As a generation at the forefront of creating new trends—be it for food, lifestyle, or events—it's no surprise that more and more millennials are bucking wedding traditions. From cutting the cake to tossing the bouquet, wedding planners and experts shared rituals they've seen millennial couples dropping—and the trends that are replacing them.
The bouquet toss. ”Most millennials are waiting longer to get married, so they often don’t have as many single friends,” says Andrea Eppolito, wedding planner and event designer for Andrea Eppolito Events. “They also don’t see marriage as a a goal to wish and aspire to, but a partnership that they choose. In that sense, tossing a bouquet or a garter no longer holds that much significance.”
Eppolito says that what’s replaced the toss is anything that gets guests involved. “Millennials are an inclusive generation and things like a ring warming—where the couple’s wedding bands are passed around for everyone to hold and pass energy to—are gaining in popularity,” she says.
Welcome gift bags. Ivy Jacobson, senior digital editor at the Knot, notes that millennials are foregoing guest gifting for interactive gifting lounges. “In the past, couples used to put together gift bags for guests staying in their hotel block, which guests would receive from hotel staff at check-in,” says Jacobson. “Now, couples are setting up interactive lounges, giving guests the option for personalizing their welcome bags and allowing guests a fun, low-key opportunity to mingle during the check-in process before the more formal wedding events kick off.”
One-day weddings.
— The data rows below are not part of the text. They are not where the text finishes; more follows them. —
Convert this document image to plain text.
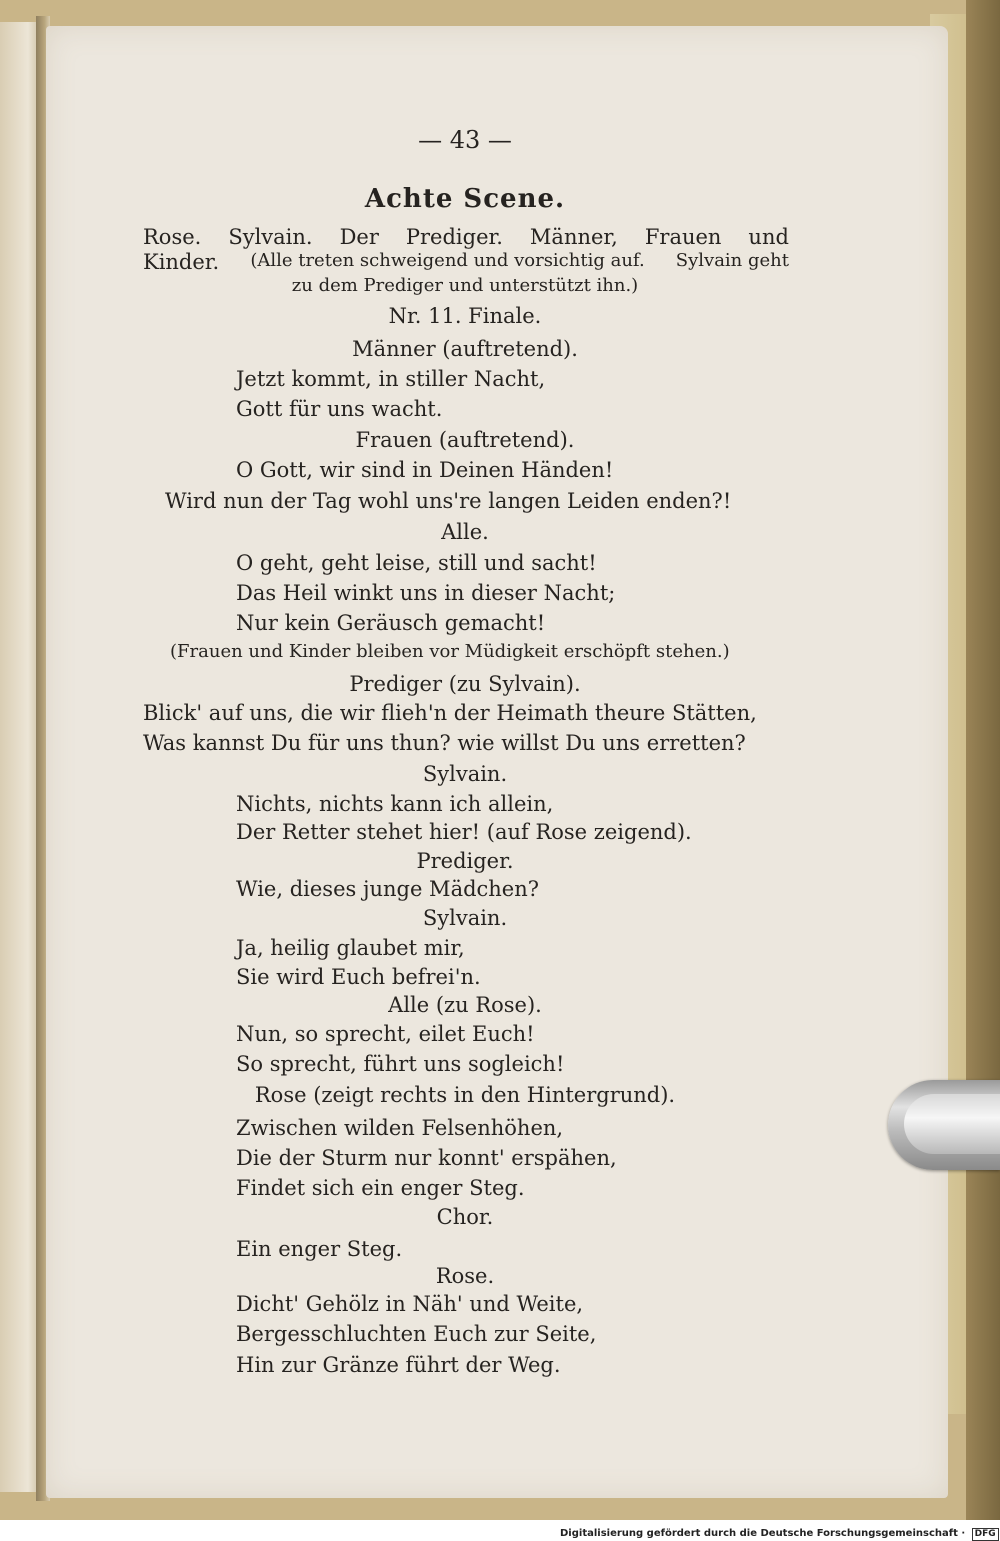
— 43 —
Achte Scene.
Rose. Sylvain. Der Prediger. Männer, Frauen und
Kinder. (Alle treten schweigend und vorsichtig auf. Sylvain geht
zu dem Prediger und unterstützt ihn.)
Nr. 11. Finale.
Männer (auftretend).
Jetzt kommt, in stiller Nacht,
Gott für uns wacht.
Frauen (auftretend).
O Gott, wir sind in Deinen Händen!
Wird nun der Tag wohl uns're langen Leiden enden?!
Alle.
O geht, geht leise, still und sacht!
Das Heil winkt uns in dieser Nacht;
Nur kein Geräusch gemacht!
(Frauen und Kinder bleiben vor Müdigkeit erschöpft stehen.)
Prediger (zu Sylvain).
Blick' auf uns, die wir flieh'n der Heimath theure Stätten,
Was kannst Du für uns thun? wie willst Du uns erretten?
Sylvain.
Nichts, nichts kann ich allein,
Der Retter stehet hier! (auf Rose zeigend).
Prediger.
Wie, dieses junge Mädchen?
Sylvain.
Ja, heilig glaubet mir,
Sie wird Euch befrei'n.
Alle (zu Rose).
Nun, so sprecht, eilet Euch!
So sprecht, führt uns sogleich!
Rose (zeigt rechts in den Hintergrund).
Zwischen wilden Felsenhöhen,
Die der Sturm nur konnt' erspähen,
Findet sich ein enger Steg.
Chor.
Ein enger Steg.
Rose.
Dicht' Gehölz in Näh' und Weite,
Bergesschluchten Euch zur Seite,
Hin zur Gränze führt der Weg.
Digitalisierung gefördert durch die Deutsche Forschungsgemeinschaft · DFG
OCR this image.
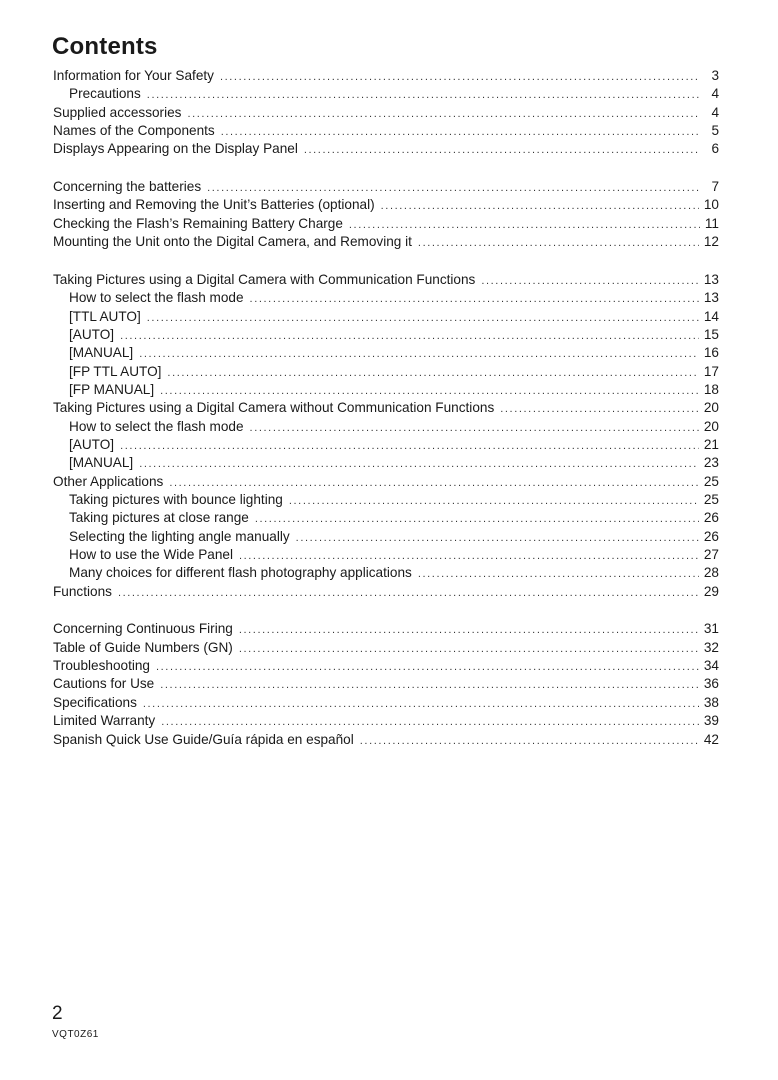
Contents
Information for Your Safety .....	3
Precautions .....	4
Supplied accessories .....	4
Names of the Components .....	5
Displays Appearing on the Display Panel .....	6
Concerning the batteries .....	7
Inserting and Removing the Unit’s Batteries (optional) .....	10
Checking the Flash’s Remaining Battery Charge .....	11
Mounting the Unit onto the Digital Camera, and Removing it .....	12
Taking Pictures using a Digital Camera with Communication Functions .....	13
How to select the flash mode .....	13
[TTL AUTO] .....	14
[AUTO] .....	15
[MANUAL] .....	16
[FP TTL AUTO] .....	17
[FP MANUAL] .....	18
Taking Pictures using a Digital Camera without Communication Functions .....	20
How to select the flash mode .....	20
[AUTO] .....	21
[MANUAL] .....	23
Other Applications .....	25
Taking pictures with bounce lighting .....	25
Taking pictures at close range .....	26
Selecting the lighting angle manually .....	26
How to use the Wide Panel .....	27
Many choices for different flash photography applications .....	28
Functions .....	29
Concerning Continuous Firing .....	31
Table of Guide Numbers (GN) .....	32
Troubleshooting .....	34
Cautions for Use .....	36
Specifications .....	38
Limited Warranty .....	39
Spanish Quick Use Guide/Guía rápida en español .....	42
2
VQT0Z61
Jacobson also notes that millennial weddings are no longer just a single-day affair. “Today’s couples are creating weekend-long affairs, hosting larger rehearsal dinners or informal gatherings before the wedding day,” she says. “In 2016, 39 percent of couples hosted a post-wedding brunch for guests. With more than one in three wedding guests booking travel and accommodations for weddings, it’s no surprise the couple wants to extend the celebration beyond their ceremony and reception.”
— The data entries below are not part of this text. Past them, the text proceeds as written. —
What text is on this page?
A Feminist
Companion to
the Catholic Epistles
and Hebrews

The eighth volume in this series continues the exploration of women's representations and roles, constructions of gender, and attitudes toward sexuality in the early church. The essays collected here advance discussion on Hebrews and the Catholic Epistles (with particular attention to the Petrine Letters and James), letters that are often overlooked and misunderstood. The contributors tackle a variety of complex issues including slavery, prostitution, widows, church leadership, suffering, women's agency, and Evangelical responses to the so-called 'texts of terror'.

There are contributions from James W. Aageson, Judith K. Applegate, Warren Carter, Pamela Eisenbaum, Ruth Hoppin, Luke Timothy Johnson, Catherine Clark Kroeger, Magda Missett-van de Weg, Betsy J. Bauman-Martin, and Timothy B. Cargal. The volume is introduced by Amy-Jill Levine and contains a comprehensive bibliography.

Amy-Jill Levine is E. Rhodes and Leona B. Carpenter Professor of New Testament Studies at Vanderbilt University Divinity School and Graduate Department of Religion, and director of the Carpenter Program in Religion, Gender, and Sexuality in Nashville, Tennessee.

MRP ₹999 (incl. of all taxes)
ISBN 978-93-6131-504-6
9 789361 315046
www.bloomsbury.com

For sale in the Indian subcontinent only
The bride and her father arriving in a decorated car. Ilse Diamant, creative director at Diamant Events, says that instead of the bride and father arriving to the ceremony in a decorated car, a new tradition involves the bride and bridal party arriving to the ceremony in more extravagant cars, or in a trolley or train.
The receiving line. Blake Bush, wedding planner and event designer for Pure Luxe Bride, says that a tradition she doesn’t see millennials taking part in anymore is a receiving line after the ceremony. “Instead, they make their rounds during dinner to say hello to all of their guests,” she says.
Cutting the cake. Victoria Dubin, founder of Victoria Dubin Events, says that while cakes are still important to have at weddings, the traditional ceremony of cutting the cake has become less common. “While many still love a cake, they prefer to keep the party going and serve fun specialty or favorite desserts, passed out on the dance floor,” she says. “The desserts are playful, keep guests surprised and entertained, and, most importantly, keep the crowd spirited and dancing from dinner through the after-party.”
Bush notes that many couples now opt to cut the cake privately with their immediate families. And Diamant adds that more popular alternatives to cake now include cheese towers, doughnut towers, and macaron towers.
Food trucks. Colin Cowie, wedding planner at Colin Cowie Lifestyle, says that food trucks are becoming less common. “Besides being a thing of the past, food trucks take away from the overall atmosphere of the reception by taking guests away from what’s really important—the party. “Often they get overcrowded, and guests are left waiting in line in order to get their food.”
Cowie says the a trendy alternative is D.I.Y. food stations. “Whether it’s the apps, main course, or dessert, it’s a fun and interactive way for guests to have their meals,” he says. “Some of my personal favorites are comfort foods like mac 'n' cheese or burgers, popcorn with a huge assortment of toppings, build-your-own tacos, and self-serve gelato.
Hiring one photographer. Jacobson also explains that many couples aren’t sticking to just one photographer to capture key moments during the wedding ceremony. “More and more couples are adding high-tech elements like drones to their wedding day wish lists to capture stunning aerial shots of their special day,” she says. “Couples are also hiring videographers to capture their wedding day, and many couples are requesting 30-second edited clips within days after their celebration. Couples want to showcase a sizzle reel of their wedding on social, and a 30-second clip is often identified as the optimal length for social sharing.”